Yozgat kültürüne hizmet noktasında günübirlik uğraşlar olabileceği gibi, kalıcı olarak düşündüğümüz hizmetlere de kültür adamları olarak imza atmak, çalışmalarımızı ebedileştirmek, araştırmalarımızı kütüphanelere kazandırmak mecburiyeti içerisinde olduğumuzu unutmayalım.
Bu yolda gayret gösterenlere ve hizmet ettiği iddiasında bulunan değerli gönül dostlarına hatırlatmak istediklerim var.
Yozgat’ta artık “Aspirin Edebiyatı “ yapmaktan vazgeçmeliyiz.
Bir insan düşünün ki her gün başı ağrıyor.

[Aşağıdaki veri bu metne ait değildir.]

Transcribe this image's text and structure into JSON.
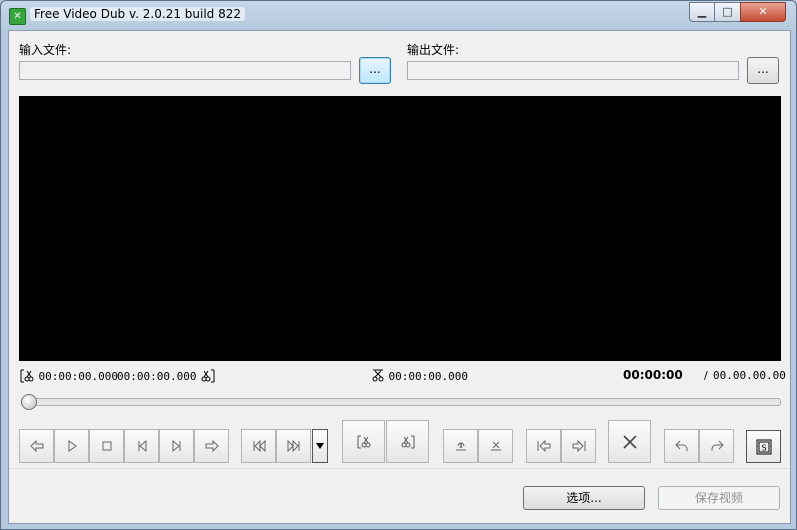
{
  "window": {
    "title": "Free Video Dub  v. 2.0.21 build 822",
    "minimize": "▁",
    "maximize": "□",
    "close": "✕",
    "app_icon_glyph": "✕"
  },
  "input": {
    "label": "输入文件:",
    "value": "",
    "browse_label": "..."
  },
  "output": {
    "label": "输出文件:",
    "value": "",
    "browse_label": "..."
  },
  "timeline": {
    "selection_start": "00:00:00.000",
    "selection_end": "00:00:00.000",
    "cut_time": "00:00:00.000",
    "current_time": "00:00:00",
    "total_separator": "/",
    "total_time": "00.00.00.00",
    "slider_position": 0
  },
  "toolbar_icons": [
    "step-back-icon",
    "play-icon",
    "stop-icon",
    "prev-frame-icon",
    "next-frame-icon",
    "step-forward-icon",
    "prev-keyframe-icon",
    "next-keyframe-icon",
    "dropdown-arrow-icon",
    "mark-start-icon",
    "mark-end-icon",
    "audio-icon",
    "cut-out-icon",
    "go-to-start-icon",
    "go-to-end-icon",
    "delete-icon",
    "undo-icon",
    "redo-icon",
    "snapshot-icon"
  ],
  "footer": {
    "options_label": "选项...",
    "save_label": "保存视频"
  },
  "colors": {
    "video_bg": "#000000",
    "client_bg": "#f0f0f0",
    "close_button": "#c64a32"
  }
}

Yanında hiç eksik etmediği bir kutu Aspirini var. Ne zaman başı ağrısa bir Aspirin yutuyor. Yarım saat sonra başı yine ağrıyor. İnsanın baş ağrısına Aspirin iyi gelse yarım saat sonra tekrar başı ağrır mı? Ağrımaz. Bu kişinin yapacağı ilk iş bir uzman doktora gidip başının neden ağrıdığını öğrenmesi gerek mez mi!

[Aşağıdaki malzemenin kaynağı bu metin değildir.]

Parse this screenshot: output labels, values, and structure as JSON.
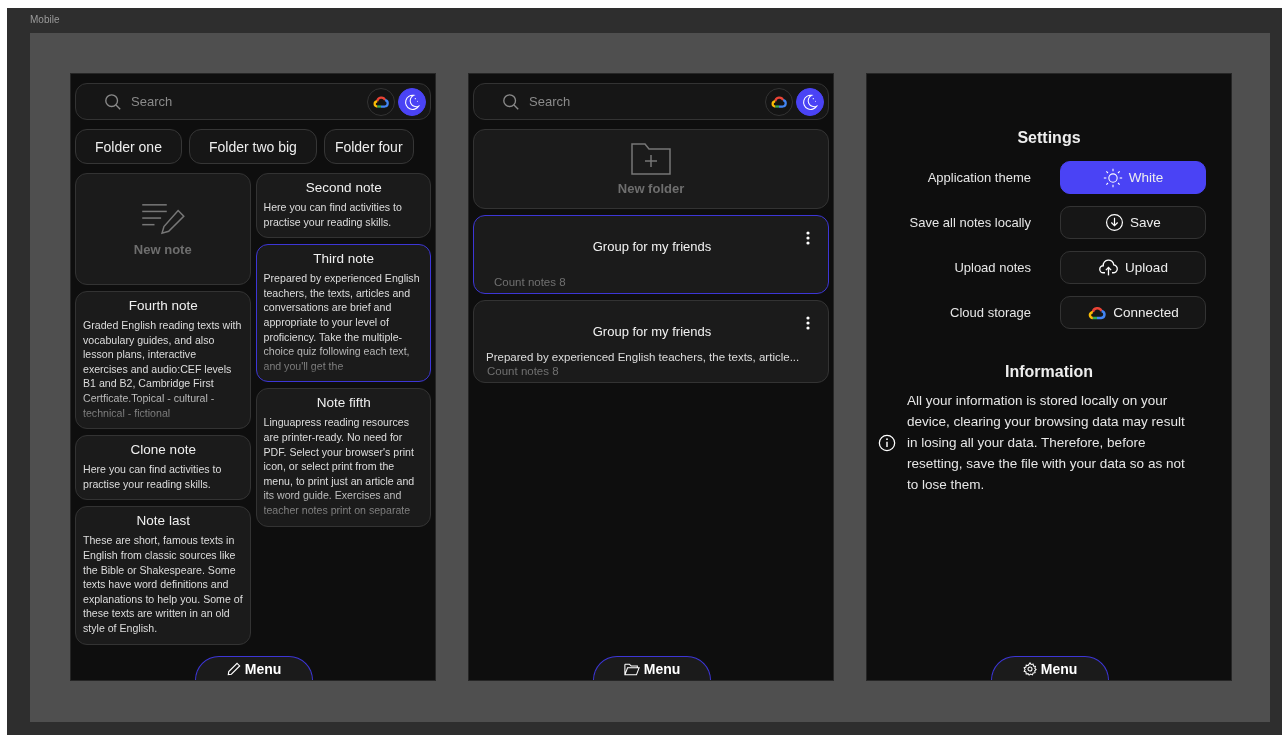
{
  "frame_label": "Mobile",
  "screens": [
    {
      "kind": "notes",
      "search": {
        "placeholder": "Search"
      },
      "folders": [
        {
          "label": "Folder one"
        },
        {
          "label": "Folder two big"
        },
        {
          "label": "Folder four"
        }
      ],
      "columns": [
        [
          {
            "kind": "new",
            "title": "New note"
          },
          {
            "kind": "note",
            "title": "Fourth note",
            "text": "Graded English reading texts with vocabulary guides, and also lesson plans, interactive exercises and audio:CEF levels B1 and B2, Cambridge First Certficate.Topical - cultural - technical - fictional",
            "selected": false,
            "faded": true
          },
          {
            "kind": "note",
            "title": "Clone note",
            "text": "Here you can find activities to practise your reading skills.",
            "selected": false,
            "faded": false
          },
          {
            "kind": "note",
            "title": "Note last",
            "text": "These are short, famous texts in English from classic sources like the Bible or Shakespeare. Some texts have word definitions and explanations to help you. Some of these texts are written in an old style of English.",
            "selected": false,
            "faded": false
          }
        ],
        [
          {
            "kind": "note",
            "title": "Second note",
            "text": "Here you can find activities to practise your reading skills.",
            "selected": false,
            "faded": false
          },
          {
            "kind": "note",
            "title": "Third note",
            "text": "Prepared by experienced English teachers, the texts, articles and conversations are brief and appropriate to your level of proficiency. Take the multiple-choice quiz following each text, and you'll get the",
            "selected": true,
            "faded": true
          },
          {
            "kind": "note",
            "title": "Note fifth",
            "text": "Linguapress reading resources are printer-ready. No need for PDF. Select your browser's print icon, or select print from the menu, to print just an article and its word guide. Exercises and teacher notes print on separate",
            "selected": false,
            "faded": true
          }
        ]
      ],
      "menu": "Menu"
    },
    {
      "kind": "folders",
      "search": {
        "placeholder": "Search"
      },
      "new_folder": "New folder",
      "groups": [
        {
          "title": "Group for my friends",
          "count": "Count notes 8",
          "selected": true
        },
        {
          "title": "Group for my friends",
          "description": "Prepared by experienced English teachers, the texts, article...",
          "count": "Count notes 8",
          "selected": false
        }
      ],
      "menu": "Menu"
    },
    {
      "kind": "settings",
      "title": "Settings",
      "rows": [
        {
          "kind": "theme",
          "label": "Application theme",
          "button": "White",
          "selected": true
        },
        {
          "kind": "save",
          "label": "Save all notes locally",
          "button": "Save",
          "selected": false
        },
        {
          "kind": "upload",
          "label": "Upload notes",
          "button": "Upload",
          "selected": false
        },
        {
          "kind": "cloud",
          "label": "Cloud storage",
          "button": "Connected",
          "selected": false
        }
      ],
      "info_title": "Information",
      "info_text": "All your information is stored locally on your device, clearing your browsing data may result in losing all your data. Therefore, before resetting, save the file with your data so as not to lose them.",
      "menu": "Menu"
    }
  ]
}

Yozgat’ta, Yozgat kültürüne iyi niyetli olarak hizmet ettiği iddiasında bulunanlar da böyle yapıyor.
“Yozgat’ı geçmişi ve geleceğiyle tanıtmaya çalışıyoruz” diyen değerli gönül dostlarından kaç kişi “araştırmacı- yazar- gazeteci” olarak kaç araştırmaya imza attı, kaç adet araştırma kıtabı yayınladı?
Olanlara sözüm yok.
Ortaya koyduğu kaç adet araştırma – inceleme mahsulü bir eseri vardır? Araştırmadan, araştırmacı- yazar olmak, heceyi, vezni, kafiyeyi, redifi bilmeden şair olmaya benzer.
“Aspirin yutup baş ağrısını ertelemek” kadar bağışlasınlar beni kolaycılık değil mi!

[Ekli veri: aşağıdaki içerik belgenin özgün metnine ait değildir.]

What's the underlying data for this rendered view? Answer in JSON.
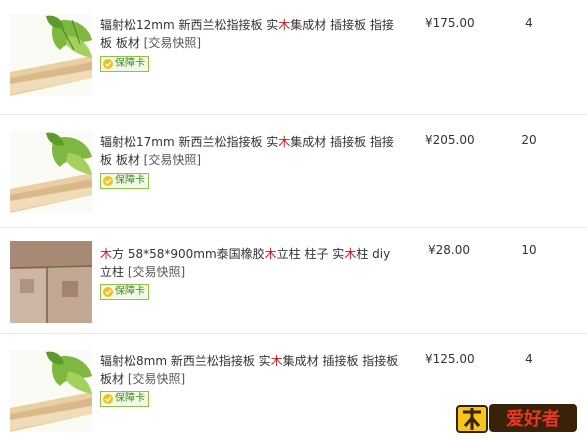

Kendisini araştırmacı- yazar sınıfına koyup, kütüphaneye selam vermeyenler ile hayatında ”arşiv” nedir bilmeyenler maalesef yok mu!
Bahse konu olan araştırmacılarımızdan bu halk çok şeyler bekliyor.
Ya biz ne yapıyoruz:
Kültür evciliği oynuyoruz.
Çaldık, söyledik, hadi eyvallah!
Eee canım bir şiirle her şeyi fethediyor, cebimizde bir kalem bir kağıt, ona buna verip veriştiriyor, yani köşe- bucak edebiyatı..
Günü birlik işlerle uğraşmaktan, telif eser bırakmaya vakit bulamıyoruz. Bu sözüme kimse alınmasın: Zaman beni haklı çıkaracak ve o gönül dostları;
-Eyvah zamanı boşa geçirmişiz. Şu kadar yıl kaçtık, göçtük neler yaptık neler, ne plaketler, ne teşekkürler aldık ama ardımızda bir eser bırakmadık, diye dizlerine vuracaklardır.
Netice olarak kültürümüze, edebiyatımıza gece gündüz hizmet ettiğini iddia edenler artık “sakalı yerine koymalı”dır.
T.C. Milli Kütüphane arşivinde 16 adet kitabı olan bir eğitimci olarak diyorum ki;
- “Aspirin Edebiyatı” anlayışıyla kültürümüze hizmet edilmez. Ettiğini sananlar sadece gönül eğlendirmiş olurlar ve “boş sahana kaşık salladıklarını, sadece nefislerini körlemiş olduklarını” gün batarken anlarlar.
Ne olur kendimize; “ikindi güneşi tesirinde” ömrü kısa olan bir unvan yakıştırmaktan vazgeçelim.
Artık bir yerlerden başlayarak; yaşadığımız köyümüzün, kasabamızın, ilçemizin, ilimizin saklı kalmış tarihini ve kültürel değerlerini araştırıp kayda geçirelim, kütüphanelerimize kazandıralım.
Bütün bunları biri veya birilerini hedef alarak yazmış değilim. Bu benim ne hakkımdır, ne de haddimdir.
Sadece bu konudaki düşüncelerimi paylaşmak istedim.